With Katherine, named after her mother, he hesitated to hold her, once mumbling out loud about not wanting to hurt her, but he loved her well. Cardinal Wolsey sent them money every week to pay for their expenses and the King took advantage of that send little trinkets and gifts for his son and daughters. Prince John had an array of wooden swords and toy soldiers, while Katherine’s little dolls were displayed near her cot from when she would be old enough to use them.
When Lady Bryan entered the twins’ shared nursery, she found John in the warms of his wet nurse, being fed, and Katherine whimpered on her cot as one of her rockers whispered to her. It seemed that everything was well, though Margaret was wary of trusting the attendants of the twins, as she had founded their wet nurses gossiping the previous day about the King’s new marriage.

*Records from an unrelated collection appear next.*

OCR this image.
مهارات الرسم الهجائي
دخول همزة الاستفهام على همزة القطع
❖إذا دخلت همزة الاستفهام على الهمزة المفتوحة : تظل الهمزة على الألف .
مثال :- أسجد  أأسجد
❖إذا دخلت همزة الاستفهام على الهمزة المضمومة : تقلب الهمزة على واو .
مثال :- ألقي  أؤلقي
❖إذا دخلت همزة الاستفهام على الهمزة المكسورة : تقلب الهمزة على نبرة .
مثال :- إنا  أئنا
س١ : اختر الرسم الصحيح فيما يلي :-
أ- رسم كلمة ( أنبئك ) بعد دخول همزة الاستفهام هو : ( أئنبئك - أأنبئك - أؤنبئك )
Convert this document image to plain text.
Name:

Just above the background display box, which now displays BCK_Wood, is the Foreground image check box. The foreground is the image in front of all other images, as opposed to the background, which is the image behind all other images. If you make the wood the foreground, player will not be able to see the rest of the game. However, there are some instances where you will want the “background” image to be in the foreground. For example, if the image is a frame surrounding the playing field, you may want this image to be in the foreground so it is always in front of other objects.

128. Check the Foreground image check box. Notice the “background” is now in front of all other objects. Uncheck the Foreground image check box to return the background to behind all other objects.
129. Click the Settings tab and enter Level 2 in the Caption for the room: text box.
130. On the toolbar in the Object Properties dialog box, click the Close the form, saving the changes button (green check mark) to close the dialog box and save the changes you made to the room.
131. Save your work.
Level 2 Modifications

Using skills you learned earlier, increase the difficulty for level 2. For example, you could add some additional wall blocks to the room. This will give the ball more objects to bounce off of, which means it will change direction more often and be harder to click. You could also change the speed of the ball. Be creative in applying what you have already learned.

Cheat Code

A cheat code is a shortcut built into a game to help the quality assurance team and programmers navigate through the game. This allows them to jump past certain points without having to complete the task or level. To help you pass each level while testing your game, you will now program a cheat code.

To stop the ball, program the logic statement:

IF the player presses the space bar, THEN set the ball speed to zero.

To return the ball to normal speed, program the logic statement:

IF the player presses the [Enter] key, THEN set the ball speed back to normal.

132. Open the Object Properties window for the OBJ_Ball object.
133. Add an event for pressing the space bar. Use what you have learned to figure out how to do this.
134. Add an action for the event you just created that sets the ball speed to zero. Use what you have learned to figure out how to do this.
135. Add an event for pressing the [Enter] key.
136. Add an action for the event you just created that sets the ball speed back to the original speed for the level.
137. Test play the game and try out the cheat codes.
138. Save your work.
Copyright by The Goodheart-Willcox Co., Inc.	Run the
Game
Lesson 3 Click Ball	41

If she had to be honest, Lady Bryan would say that while she was curious about the possibility of Isabella of Portugal becoming her queen, she would never let that come to be a nuisance in her duties to the prince and princess. If the King chose to remarry, it would be his choice and she would accept it gladly, but it could very well not be to the Infanta. It could be to someone else and how offended would this new queen feel when the nurses of her step-children gossiped about the King’s other choice?
Besides, gossip was not something one should do near princes. Especially John. It might give them the habit of doing as well and how could they have a King of England who behaved no better than fishers’ wives? No, Lady Bryan would not allow it. Her charge would be as grand a prince as his father, or else she would lose everything.